Maydeu-Olivares Alberto, Liu Yang
Faculty of Psychology.
Department of Psychology, University of North Carolina at Chapel Hill.
Psychol Methods. 2015 Jun;20(2):276-92. doi: 10.1037/a0039015. Epub 2015 Apr 13.
Researchers who evaluate the fit of psychometric models to binary or multinomial items often look at univariate and bivariate residuals to determine how a poorly fitting model can be improved. There is a class of z statistics and also a class of generalized X₂ statistics that can be used for examining these marginal fits. We describe these statistics and compare them with regard to the control of Type I error and statistical power. We show how the class of z statistics can be extended to accommodate items with multinomial response options. We provide guidelines for the use of these statistics, including how to control for multiple testing, and present 2 detailed examples.
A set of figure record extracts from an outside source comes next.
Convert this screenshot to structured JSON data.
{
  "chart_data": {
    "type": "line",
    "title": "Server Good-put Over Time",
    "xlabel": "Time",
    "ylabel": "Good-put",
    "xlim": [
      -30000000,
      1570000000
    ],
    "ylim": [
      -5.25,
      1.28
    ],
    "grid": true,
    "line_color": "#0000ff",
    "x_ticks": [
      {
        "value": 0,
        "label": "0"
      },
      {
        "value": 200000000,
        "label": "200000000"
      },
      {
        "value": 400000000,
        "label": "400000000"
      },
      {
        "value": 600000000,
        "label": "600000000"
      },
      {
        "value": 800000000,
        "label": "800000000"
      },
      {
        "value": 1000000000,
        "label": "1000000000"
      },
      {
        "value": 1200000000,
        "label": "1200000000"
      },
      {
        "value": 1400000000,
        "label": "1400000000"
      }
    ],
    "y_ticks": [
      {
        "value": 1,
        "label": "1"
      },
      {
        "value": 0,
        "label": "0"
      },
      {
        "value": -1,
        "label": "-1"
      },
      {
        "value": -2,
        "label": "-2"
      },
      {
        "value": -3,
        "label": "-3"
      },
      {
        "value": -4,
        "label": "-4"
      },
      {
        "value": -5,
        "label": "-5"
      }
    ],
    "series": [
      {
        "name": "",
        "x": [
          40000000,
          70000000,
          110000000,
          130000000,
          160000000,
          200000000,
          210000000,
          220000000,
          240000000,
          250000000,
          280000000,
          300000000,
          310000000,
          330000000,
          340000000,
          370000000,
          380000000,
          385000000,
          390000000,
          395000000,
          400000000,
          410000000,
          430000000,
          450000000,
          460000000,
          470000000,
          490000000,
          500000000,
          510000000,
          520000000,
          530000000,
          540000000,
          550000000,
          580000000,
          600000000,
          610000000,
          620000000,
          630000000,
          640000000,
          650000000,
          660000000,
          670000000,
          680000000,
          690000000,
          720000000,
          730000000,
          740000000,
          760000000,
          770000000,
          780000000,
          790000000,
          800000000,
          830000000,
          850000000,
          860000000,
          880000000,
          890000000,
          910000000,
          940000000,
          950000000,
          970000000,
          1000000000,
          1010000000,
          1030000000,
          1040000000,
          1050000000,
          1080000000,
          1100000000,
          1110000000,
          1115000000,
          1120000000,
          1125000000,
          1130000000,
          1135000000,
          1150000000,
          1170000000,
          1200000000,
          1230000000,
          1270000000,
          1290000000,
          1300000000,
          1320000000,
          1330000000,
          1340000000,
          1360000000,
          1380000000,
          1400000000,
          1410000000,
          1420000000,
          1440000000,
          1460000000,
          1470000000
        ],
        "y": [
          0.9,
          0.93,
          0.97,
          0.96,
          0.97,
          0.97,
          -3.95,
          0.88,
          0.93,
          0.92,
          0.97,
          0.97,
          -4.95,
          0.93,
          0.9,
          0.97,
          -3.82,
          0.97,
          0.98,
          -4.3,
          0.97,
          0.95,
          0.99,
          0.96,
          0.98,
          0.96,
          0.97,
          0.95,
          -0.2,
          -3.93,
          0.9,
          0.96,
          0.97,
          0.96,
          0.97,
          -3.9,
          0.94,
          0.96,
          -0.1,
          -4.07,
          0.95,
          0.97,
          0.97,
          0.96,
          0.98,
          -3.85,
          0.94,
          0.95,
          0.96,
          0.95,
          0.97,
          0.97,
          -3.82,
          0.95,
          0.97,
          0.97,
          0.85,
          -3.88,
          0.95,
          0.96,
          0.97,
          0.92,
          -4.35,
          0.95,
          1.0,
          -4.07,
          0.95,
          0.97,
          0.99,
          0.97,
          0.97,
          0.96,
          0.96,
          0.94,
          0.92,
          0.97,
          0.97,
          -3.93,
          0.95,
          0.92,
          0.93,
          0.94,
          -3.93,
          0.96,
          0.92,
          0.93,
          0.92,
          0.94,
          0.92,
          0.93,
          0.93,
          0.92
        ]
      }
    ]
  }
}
Using the root mean square error of approximation (RMSEA) for discrete data to adjudge fit, the examples illustrate how the use of these methods can dramatically improve the fit of item response theory models to widely used measures in personality and clinical psychology.
评估心理测量模型与二元或多项选择题拟合度的研究人员通常会查看单变量和双变量残差,以确定如何改进拟合不佳的模型。有一类z统计量和一类广义X₂统计量可用于检验这些边际拟合度。我们描述了这些统计量,并在控制I型错误和统计功效方面对它们进行了比较。我们展示了如何扩展z统计量类别以适应具有多项响应选项的题目。我们提供了使用这些统计量的指南,包括如何控制多重检验,并给出了两个详细示例。通过使用离散数据的近似均方根误差(RMSEA)来判断拟合度,这些示例说明了使用这些方法如何能显著提高项目反应理论模型与人格和临床心理学中广泛使用的测量方法的拟合度。